Horror Comedy Revenge Plot On Tubi Goes Absolutely Mental


By Robert Scucci
| Published

Revenge is a dish best served cold, and Some Guy Who Kills People is one of those horror comedies that takes this sentiment quite literally. Once again, Tubi has hit it out of the park by making this title available for streaming because it’s one of those films that flew under my radar for way too long, and deserves the attention of any avid horror comedy fan who likes a main course of violence with a healthy heaping of humor on the side. Playing out as a simple revenge plot gone wrong, Some Guy Who Kills People is smart, sentimental, gory, and ends up taking you to an unexpected place as you root for the villain because he’s actually kind of a nice guy. 

Well, he’s kind of nice until a bunch of people who messed with him when he was in high school start turning up dead and he’s the primary suspect in their slayings. 

Ken Boyd’s Sad, Pathetic Life 

Some Guy Who Kills People

Some Guy Who Kills People centers on Ken Boyd (Kevin Corrigan), a man in his 30s who spent most of his adult life institutionalized after having a series of depressive episodes that resulted in a nervous breakdown. When Ken was a high school student, he was bound, gagged, beaten, and cut up by a group of five students, who are all now living happy lives, running successful businesses, and generally having a great time.

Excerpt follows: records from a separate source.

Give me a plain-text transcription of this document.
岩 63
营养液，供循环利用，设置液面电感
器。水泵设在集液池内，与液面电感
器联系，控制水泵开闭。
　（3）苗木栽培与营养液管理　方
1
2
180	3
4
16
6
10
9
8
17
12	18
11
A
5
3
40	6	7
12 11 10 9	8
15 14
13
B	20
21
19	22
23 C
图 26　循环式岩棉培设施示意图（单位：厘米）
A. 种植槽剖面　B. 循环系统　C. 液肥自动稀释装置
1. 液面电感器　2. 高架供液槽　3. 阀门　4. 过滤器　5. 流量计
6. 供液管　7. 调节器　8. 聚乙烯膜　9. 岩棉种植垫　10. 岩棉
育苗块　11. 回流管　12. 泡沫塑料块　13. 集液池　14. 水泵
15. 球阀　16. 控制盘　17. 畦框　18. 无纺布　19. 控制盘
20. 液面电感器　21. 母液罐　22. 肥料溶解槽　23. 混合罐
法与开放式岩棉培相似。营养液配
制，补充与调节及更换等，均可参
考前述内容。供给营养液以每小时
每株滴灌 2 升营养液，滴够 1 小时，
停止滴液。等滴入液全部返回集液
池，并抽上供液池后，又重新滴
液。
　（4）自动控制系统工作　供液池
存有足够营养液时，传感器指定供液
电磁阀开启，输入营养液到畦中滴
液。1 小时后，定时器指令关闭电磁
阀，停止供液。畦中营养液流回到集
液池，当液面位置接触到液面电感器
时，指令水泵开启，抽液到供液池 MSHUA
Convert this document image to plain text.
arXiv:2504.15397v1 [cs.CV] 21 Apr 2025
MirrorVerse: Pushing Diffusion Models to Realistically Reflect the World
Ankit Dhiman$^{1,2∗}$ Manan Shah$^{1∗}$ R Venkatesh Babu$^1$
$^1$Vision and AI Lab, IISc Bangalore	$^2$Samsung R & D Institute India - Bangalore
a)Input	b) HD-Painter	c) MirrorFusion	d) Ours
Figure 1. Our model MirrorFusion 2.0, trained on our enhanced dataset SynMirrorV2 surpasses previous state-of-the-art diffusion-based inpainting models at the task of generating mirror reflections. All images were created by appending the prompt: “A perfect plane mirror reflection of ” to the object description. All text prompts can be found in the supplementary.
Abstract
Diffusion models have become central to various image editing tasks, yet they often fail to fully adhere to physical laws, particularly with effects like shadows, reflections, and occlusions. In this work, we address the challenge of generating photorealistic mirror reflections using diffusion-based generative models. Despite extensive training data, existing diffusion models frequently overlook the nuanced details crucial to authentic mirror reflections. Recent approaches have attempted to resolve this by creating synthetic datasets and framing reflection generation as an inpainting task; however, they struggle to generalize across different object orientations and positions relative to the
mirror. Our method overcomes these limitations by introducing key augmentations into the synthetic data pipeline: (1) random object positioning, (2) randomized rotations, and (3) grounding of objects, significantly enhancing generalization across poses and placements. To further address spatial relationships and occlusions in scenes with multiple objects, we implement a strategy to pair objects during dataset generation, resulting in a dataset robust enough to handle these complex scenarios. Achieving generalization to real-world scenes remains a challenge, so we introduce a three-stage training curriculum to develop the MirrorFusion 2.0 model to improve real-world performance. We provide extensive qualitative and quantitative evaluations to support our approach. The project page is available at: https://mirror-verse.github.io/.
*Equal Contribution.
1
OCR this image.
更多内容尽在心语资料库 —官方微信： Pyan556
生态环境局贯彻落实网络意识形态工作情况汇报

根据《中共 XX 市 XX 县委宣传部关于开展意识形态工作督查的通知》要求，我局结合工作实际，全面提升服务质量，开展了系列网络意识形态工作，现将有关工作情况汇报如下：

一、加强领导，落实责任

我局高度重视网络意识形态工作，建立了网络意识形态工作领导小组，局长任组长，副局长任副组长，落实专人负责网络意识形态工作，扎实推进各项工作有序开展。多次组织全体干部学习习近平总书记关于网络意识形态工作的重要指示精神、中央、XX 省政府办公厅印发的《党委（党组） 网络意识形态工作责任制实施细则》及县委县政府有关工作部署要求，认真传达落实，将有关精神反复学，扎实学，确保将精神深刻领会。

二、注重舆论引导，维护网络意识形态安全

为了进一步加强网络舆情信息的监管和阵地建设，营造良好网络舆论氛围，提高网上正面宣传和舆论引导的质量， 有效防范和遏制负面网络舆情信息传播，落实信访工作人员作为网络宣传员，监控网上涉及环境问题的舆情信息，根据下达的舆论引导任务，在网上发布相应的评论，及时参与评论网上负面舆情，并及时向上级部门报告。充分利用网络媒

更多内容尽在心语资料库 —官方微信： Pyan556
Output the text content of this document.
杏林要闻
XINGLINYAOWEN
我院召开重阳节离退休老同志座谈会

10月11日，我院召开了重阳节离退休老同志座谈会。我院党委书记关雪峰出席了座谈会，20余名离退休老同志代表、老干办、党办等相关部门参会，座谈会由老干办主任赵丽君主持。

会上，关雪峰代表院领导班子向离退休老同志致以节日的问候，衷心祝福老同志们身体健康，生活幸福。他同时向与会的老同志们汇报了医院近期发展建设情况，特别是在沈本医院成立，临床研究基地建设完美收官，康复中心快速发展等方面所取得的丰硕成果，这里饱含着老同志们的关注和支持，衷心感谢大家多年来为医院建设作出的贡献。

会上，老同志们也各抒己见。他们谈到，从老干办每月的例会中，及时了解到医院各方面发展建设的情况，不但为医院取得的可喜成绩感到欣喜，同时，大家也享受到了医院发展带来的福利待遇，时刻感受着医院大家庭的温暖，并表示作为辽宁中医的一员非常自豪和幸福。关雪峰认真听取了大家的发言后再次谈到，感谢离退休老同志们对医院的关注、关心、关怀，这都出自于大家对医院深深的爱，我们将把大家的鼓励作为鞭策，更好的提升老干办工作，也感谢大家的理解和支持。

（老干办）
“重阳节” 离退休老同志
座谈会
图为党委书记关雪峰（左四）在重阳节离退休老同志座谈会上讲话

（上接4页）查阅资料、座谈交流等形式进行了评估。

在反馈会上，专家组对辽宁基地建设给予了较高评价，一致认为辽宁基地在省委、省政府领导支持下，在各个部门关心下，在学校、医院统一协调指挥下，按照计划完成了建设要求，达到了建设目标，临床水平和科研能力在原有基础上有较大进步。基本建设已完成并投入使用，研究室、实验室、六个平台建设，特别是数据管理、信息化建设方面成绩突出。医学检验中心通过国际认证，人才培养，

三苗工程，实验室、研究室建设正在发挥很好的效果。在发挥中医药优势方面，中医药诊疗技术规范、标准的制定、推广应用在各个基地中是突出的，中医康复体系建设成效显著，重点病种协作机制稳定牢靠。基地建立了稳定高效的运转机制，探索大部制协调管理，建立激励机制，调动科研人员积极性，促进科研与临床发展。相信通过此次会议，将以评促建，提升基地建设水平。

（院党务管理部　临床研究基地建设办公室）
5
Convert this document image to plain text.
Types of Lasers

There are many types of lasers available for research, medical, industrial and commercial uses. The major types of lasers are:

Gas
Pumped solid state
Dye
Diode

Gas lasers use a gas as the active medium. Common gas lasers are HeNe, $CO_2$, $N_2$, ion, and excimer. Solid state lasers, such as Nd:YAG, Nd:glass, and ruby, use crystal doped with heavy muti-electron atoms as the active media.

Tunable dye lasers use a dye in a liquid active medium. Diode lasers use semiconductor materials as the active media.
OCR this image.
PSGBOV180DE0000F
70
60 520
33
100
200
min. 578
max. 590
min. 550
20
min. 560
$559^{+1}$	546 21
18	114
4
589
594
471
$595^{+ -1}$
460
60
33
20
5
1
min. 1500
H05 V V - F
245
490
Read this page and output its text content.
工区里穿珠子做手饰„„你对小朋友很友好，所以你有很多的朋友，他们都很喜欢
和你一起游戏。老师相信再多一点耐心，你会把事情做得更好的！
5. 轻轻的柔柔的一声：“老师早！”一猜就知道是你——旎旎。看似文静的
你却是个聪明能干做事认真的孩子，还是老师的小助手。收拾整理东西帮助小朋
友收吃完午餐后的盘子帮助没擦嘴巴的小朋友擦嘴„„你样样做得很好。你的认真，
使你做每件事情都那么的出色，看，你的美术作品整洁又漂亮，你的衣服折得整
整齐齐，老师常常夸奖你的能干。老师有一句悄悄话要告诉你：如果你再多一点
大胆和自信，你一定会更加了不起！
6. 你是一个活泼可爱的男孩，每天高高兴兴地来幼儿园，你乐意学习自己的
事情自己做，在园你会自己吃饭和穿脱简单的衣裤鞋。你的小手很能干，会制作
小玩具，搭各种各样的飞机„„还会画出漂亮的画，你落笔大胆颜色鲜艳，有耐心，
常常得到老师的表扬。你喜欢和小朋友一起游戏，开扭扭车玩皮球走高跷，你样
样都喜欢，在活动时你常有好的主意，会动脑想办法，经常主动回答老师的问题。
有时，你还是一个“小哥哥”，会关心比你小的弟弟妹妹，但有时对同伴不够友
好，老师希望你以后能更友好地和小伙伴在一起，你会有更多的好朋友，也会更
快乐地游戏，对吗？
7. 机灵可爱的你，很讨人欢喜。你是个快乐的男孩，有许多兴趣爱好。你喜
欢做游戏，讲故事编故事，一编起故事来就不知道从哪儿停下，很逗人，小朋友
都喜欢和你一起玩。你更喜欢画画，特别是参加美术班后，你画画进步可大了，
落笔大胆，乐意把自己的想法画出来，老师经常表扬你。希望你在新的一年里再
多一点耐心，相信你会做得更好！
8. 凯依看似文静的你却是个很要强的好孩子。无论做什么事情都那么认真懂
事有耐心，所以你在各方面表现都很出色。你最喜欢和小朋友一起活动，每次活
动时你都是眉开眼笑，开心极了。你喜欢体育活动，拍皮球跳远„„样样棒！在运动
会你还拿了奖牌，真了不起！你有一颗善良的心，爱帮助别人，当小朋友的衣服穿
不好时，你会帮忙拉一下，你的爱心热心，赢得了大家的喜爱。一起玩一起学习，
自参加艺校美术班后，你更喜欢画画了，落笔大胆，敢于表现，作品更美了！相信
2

Working at an ice cream shop, Ken doesn’t have a lot going for him, and he spends most of his work day dressed as a cone of mint chocolate chip ice cream. 

Ken’s home life in Some Guy Who Kills People is equally depressing because he lives with his mother, Ruth (Karen Black), who always reminds him that he should be doing more with his life. Ken is also an extremely talented artist, but his drawings are troubling because he often commits his violent fantasies to paper, which mostly resemble the murders that take center stage in Some Guy Who Kills People

The Family Dynamic

Some Guy Who Kills People

When the bodies of Ken’s tormentors start showing up sliced, stabbed, and dismembered, Sheriff Walt Fuller (Barry Bostwick) is put in charge of the case. I wouldn’t call Walt an incompetent officer, but he’s a small town guy who finds himself asking the department for outside help because he’s never dealt with a serial killer before. Walt is also dating Ruth, and often visits the Boyd residence for dinner where he has awkward exchanges with Ken, who likes to go on solo night drives that place him suspiciously close to the crime scenes that are being actively investigated. 

To complicate matters, Ken learns that he has an 11-year-old daughter named Amy (Ariel Gade), who’s living with her adoptive family, the Wheelers. Making a deal with her mom, Janet (Janie Haddad), Amy is given the opportunity to live with Ken, her biological father, for a week to get to know him. 

Ken takes a while to warm up to Amy in Some Guy Who Kills People, but he tries his best to be the father figure she imagined he would be. He also becomes romantically involved with a woman named Stephanie (Lucy Davis) when Amy realizes that he’s lonely and convinces him to ask for her number. 

Between agonizing ice-cream shop shifts with his best friend, Irv (Leo Fitzpatrick), spending time with his newfound daughter, and testing his luck on the romantic front, Ken becomes the primary person of interest in the murders that are being investigated by Walt, putting him in a difficult spot because he wants everybody who made him suffer in the past to pay for how they mistreated him. 

The Investigation 

Some Guy Who Kills People

Suspecting that Ken’s nightly drives have something to do with the body count that’s terrorizing the community in Some Guy Who Kills People, Walt follows him closely. Meanwhile, Amy also wants to know where her father is disappearing to, and follows him to a crime scene that confirms her suspicion that her father is a serial killer. Ken, who’s trying to reconcile his desire for revenge with his need to live a normal life outside of the loony bin, finds himself compromised but insists that he’s innocent despite the damning evidence that’s piling up against him. 

A Comedy Horror That You Can Sink Your Teeth Into 

Some Guy Who Kills People

Some Guy Who Kills People does the unthinkable by making you truly care for Ken as he gets so close to having a normal, fulfilling life while everything starts to fall apart around him. Through flashback sequences, you learn just how brutally he was abused before being institutionalized, and it’s clear that his past wounds never had a chance to fully heal. While I found myself sympathizing with Ken for being dealt a bad hand in life, I also felt proud of him for finally standing up for himself. 

Watching Ken coach Amy at basketball when he learns that she’s a benchwarmer is just one of many heartwarming scenes that made me think, “this guy couldn’t possibly have cut off somebody’s head with a machete and written menacing letters to the police.” And as Walt continues his investigation (while rattling off puns like “let me axe you something”), there are moments that will make you wonder if Ken is actually the killer, or just a victim of circumstance. 

If you want to piece the mystery together yourself while rooting for the bad guy, it comes with strong recommendations that you stream Some Guy Who Kills People on Tubi as soon as you’re craving an ice cream sundae that goes just a little too nuts for Amy and Stephanie to handle.